The **proposal file itself** follows
`proposal.example.md` verbatim — all ten sections, YAML frontmatter
complete, draft body in §4.

## Core rules

* Capture repeated patterns, not random observations
* Prefer updating existing guidance over creating duplicates
* Rules are for durable constraints
* Skills are for repeatable workflows
* Keep new guidance as small and focused as possible

## Gotchas

* Model tends to create new files when a small update is enough
* Model tends to turn vague frustrations into bad guidance
* Model may write documentation instead of reusable instructions
* Over-capturing weak learnings creates noise and reduces quality

## Do NOT

* Do NOT create a rule or skill for one-off problems
* Do NOT duplicate existing guidance
* Do NOT create broad "catch-all" skills
* Do NOT write vague learnings without a concrete behavioral consequence

## Auto-trigger keywords

* learning
* retrospective
* repeated mistake
* recurring issue
* create rule from learning
* create skill from learning
* codify this
* capture this pattern
* after task
* what did we learn
* post-mortem

## Anti-patterns

* Creating a skill for every minor annoyance
* Rule that says "be careful" without concrete constraint
* Skill that duplicates an existing one with slightly different wording
* Capturing a learning before it has repeated

## Examples

Learning: "Nested triple backticks broke markdown copyability twice this week."
Decision: Update existing markdown rule + add markdown-safe skill if none exists.

Learning: "Route checks keep failing when done via text parsing."
Decision: Create focused skill for Laravel route inspection via JSON and jq.

Learning: "I forgot to run PHPStan once."
Decision: No action — one-off, already covered by verify-before-complete rule.

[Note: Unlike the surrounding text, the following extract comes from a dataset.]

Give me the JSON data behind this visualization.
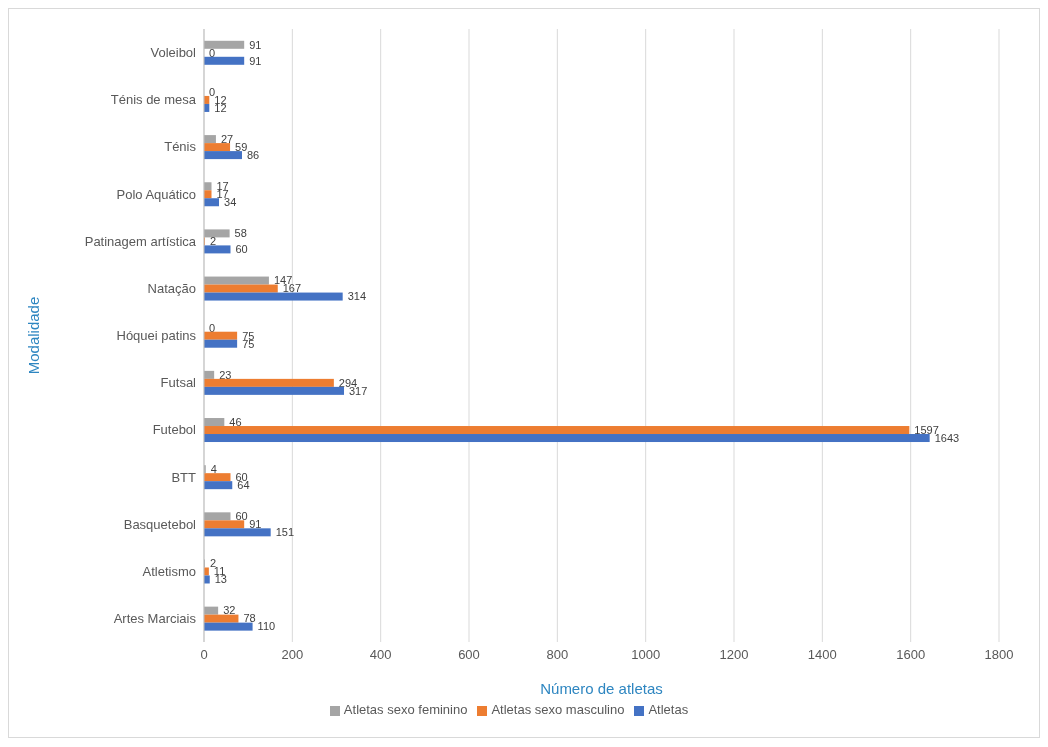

Learning: "We re-invented a per-format PDF extractor in three different
analysis skills."
Decision: Update the affected skills to dispatch to
[`markitdown`](../markitdown/SKILL.md) instead of writing new
extractors. Non-text ingestion (PDF / DOCX / XLSX / PPTX / image /
audio) goes through the upstream `markitdown-mcp` server first; only
write a custom extractor if `markitdown` cannot handle the format and
the gap is documented in its skill body.

## Environment notes

Prefer updating existing rule/skill when possible.
Create new files only when the learning introduces a clearly distinct pattern.